Roseberry: Okay. Well, just maybe what does it look like from the flipside? As a woman faculty member or a woman hoping to get into leadership or to balance work-life, work-family. Kind of, what are some strategies, from your perspective?
Andrews: Well, I think for women who choose to have children having help
from a partner or a spouse or somebody else, being able to not feel
totally responsible or primarily responsible for childcare is a major
advantage. I’ve been very lucky that my husband has been at least as
involved with our children as I have, and I think the children are
better off for that and it’s made a huge difference in what I’ve been
able to do, being able to go to meetings or dinners in the evening
without having to feel like I should be home with the kids. I try to be home with them as much as I can but knowing that
somebody else was there being the parent, that I didn’t have to be the parent 100 percent of the time, made a huge
difference for me. So I think that it’s—you don’t always have a lot of flexibility in how you choose your partner or
spouse, but I think that a—the partner or spouse, as we get to a time when they’re more sensitive to the issues for
women in academic careers or in any career it becomes easier. And I’m pretty sure that things were much easier for my
cohort of women coming up through the system than they were for women who were even ten years before us because
expectations had changed significantly over that time. And I think it must be easier now; I hope it is, and I think that
at some future time this will be far less of an issue, and people will wonder why it was such a big deal once.
(this portion of the interview has been removed due to restriction by interviewee)
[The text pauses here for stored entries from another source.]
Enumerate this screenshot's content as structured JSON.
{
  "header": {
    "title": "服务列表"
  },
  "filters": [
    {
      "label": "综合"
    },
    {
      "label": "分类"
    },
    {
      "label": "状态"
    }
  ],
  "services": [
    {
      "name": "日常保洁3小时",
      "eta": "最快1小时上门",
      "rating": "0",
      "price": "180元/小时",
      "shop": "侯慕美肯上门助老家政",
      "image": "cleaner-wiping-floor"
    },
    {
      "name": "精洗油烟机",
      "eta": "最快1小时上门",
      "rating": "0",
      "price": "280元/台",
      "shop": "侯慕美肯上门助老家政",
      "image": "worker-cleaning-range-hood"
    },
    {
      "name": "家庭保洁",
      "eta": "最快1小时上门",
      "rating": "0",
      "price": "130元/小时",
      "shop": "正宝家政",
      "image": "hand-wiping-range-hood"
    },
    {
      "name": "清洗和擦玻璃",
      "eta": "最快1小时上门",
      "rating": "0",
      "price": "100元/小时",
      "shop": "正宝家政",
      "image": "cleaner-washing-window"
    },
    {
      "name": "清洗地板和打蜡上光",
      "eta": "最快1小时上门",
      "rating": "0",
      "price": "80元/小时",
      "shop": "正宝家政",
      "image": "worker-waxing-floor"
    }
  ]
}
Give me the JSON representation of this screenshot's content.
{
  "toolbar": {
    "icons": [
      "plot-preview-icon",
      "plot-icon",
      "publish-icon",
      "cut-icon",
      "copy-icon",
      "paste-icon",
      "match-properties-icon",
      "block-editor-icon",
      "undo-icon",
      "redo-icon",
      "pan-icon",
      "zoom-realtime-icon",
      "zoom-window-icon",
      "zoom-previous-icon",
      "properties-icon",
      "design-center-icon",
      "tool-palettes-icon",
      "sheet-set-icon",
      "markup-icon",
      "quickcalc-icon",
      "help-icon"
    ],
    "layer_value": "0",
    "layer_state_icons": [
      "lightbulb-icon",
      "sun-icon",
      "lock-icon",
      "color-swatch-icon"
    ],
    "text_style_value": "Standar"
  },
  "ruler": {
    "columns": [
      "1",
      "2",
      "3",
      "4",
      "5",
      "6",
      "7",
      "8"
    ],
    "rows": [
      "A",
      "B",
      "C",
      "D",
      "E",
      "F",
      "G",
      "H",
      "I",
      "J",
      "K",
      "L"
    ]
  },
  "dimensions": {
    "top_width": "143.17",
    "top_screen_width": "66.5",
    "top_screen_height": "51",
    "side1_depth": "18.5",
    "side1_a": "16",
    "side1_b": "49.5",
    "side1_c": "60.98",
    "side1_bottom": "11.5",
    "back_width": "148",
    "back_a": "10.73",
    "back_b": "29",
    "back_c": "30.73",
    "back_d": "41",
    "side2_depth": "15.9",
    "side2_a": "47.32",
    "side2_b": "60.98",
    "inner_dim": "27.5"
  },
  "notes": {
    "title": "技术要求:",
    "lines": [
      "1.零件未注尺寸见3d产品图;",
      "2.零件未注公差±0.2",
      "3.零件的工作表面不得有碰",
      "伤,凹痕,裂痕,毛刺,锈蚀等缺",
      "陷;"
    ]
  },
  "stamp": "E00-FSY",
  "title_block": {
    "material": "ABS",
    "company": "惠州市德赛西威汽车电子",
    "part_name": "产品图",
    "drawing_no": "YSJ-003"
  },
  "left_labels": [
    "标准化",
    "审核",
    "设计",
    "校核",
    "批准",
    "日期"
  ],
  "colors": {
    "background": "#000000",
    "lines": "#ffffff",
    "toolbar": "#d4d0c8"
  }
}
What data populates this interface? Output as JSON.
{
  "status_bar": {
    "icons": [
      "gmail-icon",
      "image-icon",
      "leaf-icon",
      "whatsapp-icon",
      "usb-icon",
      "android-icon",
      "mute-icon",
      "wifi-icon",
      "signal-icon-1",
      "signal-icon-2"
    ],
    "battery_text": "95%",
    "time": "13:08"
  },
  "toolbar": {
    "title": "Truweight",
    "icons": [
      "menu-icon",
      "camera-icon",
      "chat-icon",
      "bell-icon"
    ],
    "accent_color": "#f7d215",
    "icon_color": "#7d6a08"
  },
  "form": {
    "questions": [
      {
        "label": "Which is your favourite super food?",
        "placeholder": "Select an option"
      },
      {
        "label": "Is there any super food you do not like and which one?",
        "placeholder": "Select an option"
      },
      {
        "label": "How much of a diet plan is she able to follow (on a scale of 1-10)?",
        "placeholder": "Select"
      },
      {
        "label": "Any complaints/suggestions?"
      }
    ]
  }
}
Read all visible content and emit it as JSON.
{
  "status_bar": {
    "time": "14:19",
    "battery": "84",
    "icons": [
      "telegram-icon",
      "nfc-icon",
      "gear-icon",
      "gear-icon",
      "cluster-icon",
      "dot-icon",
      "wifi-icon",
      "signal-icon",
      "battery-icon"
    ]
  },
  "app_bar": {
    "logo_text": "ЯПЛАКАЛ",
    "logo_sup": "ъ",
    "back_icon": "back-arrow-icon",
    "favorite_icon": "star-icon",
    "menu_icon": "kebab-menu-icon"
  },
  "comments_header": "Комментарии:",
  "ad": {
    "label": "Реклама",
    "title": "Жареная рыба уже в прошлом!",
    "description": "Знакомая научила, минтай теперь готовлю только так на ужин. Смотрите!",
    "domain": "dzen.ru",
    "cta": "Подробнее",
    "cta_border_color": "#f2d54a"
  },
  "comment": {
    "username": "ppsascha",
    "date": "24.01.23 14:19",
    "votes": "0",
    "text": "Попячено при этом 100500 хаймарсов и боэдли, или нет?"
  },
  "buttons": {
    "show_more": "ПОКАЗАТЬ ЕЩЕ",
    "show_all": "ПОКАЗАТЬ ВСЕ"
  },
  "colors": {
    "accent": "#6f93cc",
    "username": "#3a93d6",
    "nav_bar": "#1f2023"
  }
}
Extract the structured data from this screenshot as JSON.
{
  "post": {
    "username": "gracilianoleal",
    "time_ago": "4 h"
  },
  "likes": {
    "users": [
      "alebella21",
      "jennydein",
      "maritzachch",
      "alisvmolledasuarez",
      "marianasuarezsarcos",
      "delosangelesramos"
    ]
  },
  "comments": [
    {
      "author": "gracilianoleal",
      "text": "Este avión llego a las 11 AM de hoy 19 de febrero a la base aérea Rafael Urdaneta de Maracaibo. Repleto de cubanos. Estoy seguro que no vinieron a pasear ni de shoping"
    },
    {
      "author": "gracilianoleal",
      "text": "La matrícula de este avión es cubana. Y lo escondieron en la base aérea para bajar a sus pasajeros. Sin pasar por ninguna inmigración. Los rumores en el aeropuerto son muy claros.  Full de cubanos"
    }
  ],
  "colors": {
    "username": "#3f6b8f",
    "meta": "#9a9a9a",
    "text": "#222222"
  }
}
Roseberry: Thank you very much, Dr. Andrews—and just wanted to ask you if there’s anything, as I kind of look to get a birds-eye view from your perspective, if there’s anything I didn’t ask you that I should have asked you or anything that you’d like to—
Andrews: Nothing I can think of, but it’ll be very interesting someday, and this oral history may end up being a component of that, but it’ll be very interesting someday to look at this period historically, because I think that it’s a very unique period in American science, American medicine. And really a turning point for the country in many ways, precipitated by the difficult economy but at a time when other countries around the world are developing their science and technology very aggressively. And it’ll be interesting to look back and figure out if we as a country and we as scientists and physicians made the right decisions now.
Roseberry: Thank you so much, I appreciate it.